Wszystkie nowości

Do tronu zbliżyła się Arina Sabalenka

Najwyraźniej pod koniec sezonu nastąpiła wyraźna zmiana w walce o przywództwo w rankingu Kobiecego Związku Tenisowego (WTA) pomiędzy Polką Igą Szywiatek a Białorusinką Aryną Sabalenką. Sabalenka, która w niedzielę w Wuhan zdobyła swój czwarty tytuł od stycznia, nie tylko pokonała swojego jedynego rywala w klasyfikacji na podstawie punktów rankingowych zgromadzonych przez ostatnie dziewięć i pół miesiąca, ale także objęła prowadzenie.

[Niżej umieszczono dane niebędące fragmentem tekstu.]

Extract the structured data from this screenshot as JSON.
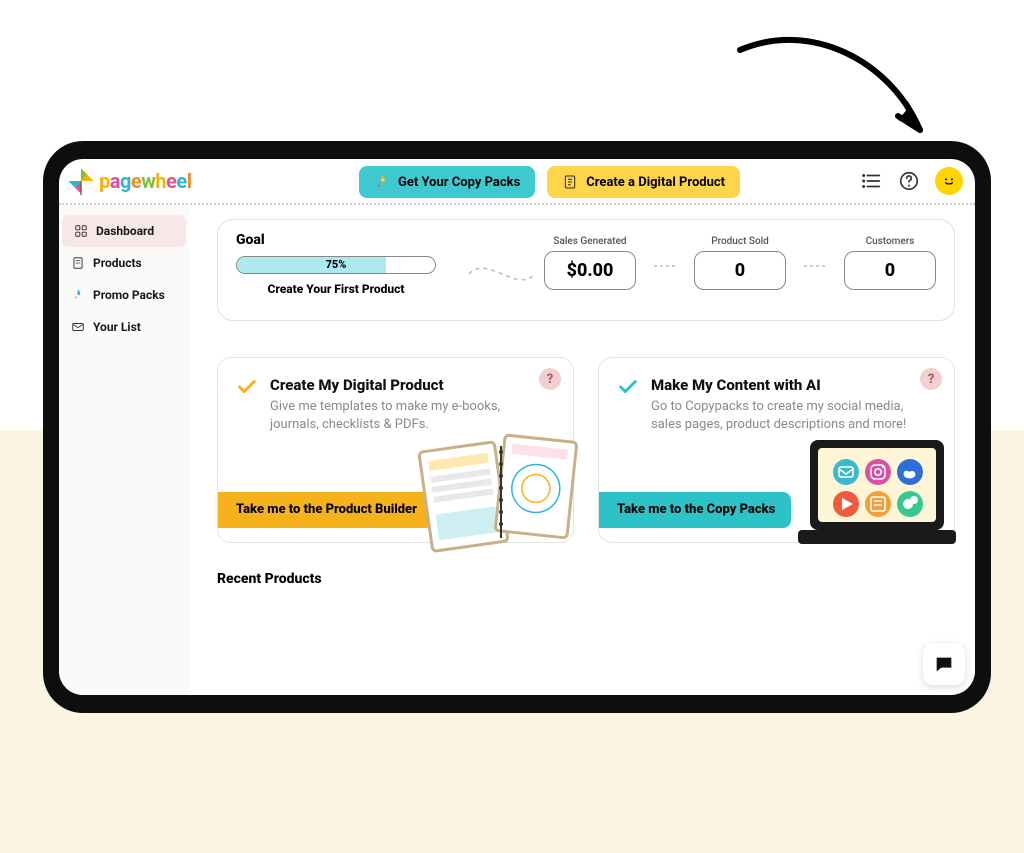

Los honorowego numer jeden świata w 2024 roku rozstrzygnie się podczas finałów WTA, które odbędą się w Riyadzie w dniach 2–9 listopada.

Jeśli w zeszłym tygodniu Włoch Jannik Sinner został pierwszą rakietą świata przed terminem, to wśród kobiet walka o honorowy tytuł pomiędzy Igą Świątek a Aryną Sabalenką osiągnęła swój punkt kulminacyjny. Niedzielne zwycięstwo na turnieju kategorii 1000 w Wuhan nie pozwoliło Białorusinowi wyprzedzić polskiej tenisistki w głównych rankingach WTA, ale obecnie różnica między nimi jest niewielka i wynosi zaledwie 69 punktów. W wyścigach WTA, klasyfikacji uwzględniającej wyniki z tego sezonu, Sabalenka ma ogromną przewagę. Ma 9091 punktów, a Świątek zaledwie 8285 punktów. Dwóch najlepszych tenisistów świata nie wystąpi w pozostałych mniejszych turniejach na trzy tygodnie przed rozpoczęciem finałów WTA w Riyadzie. W ostatecznym rankingu los Twojego przywództwa zostanie rozstrzygnięty właśnie tam.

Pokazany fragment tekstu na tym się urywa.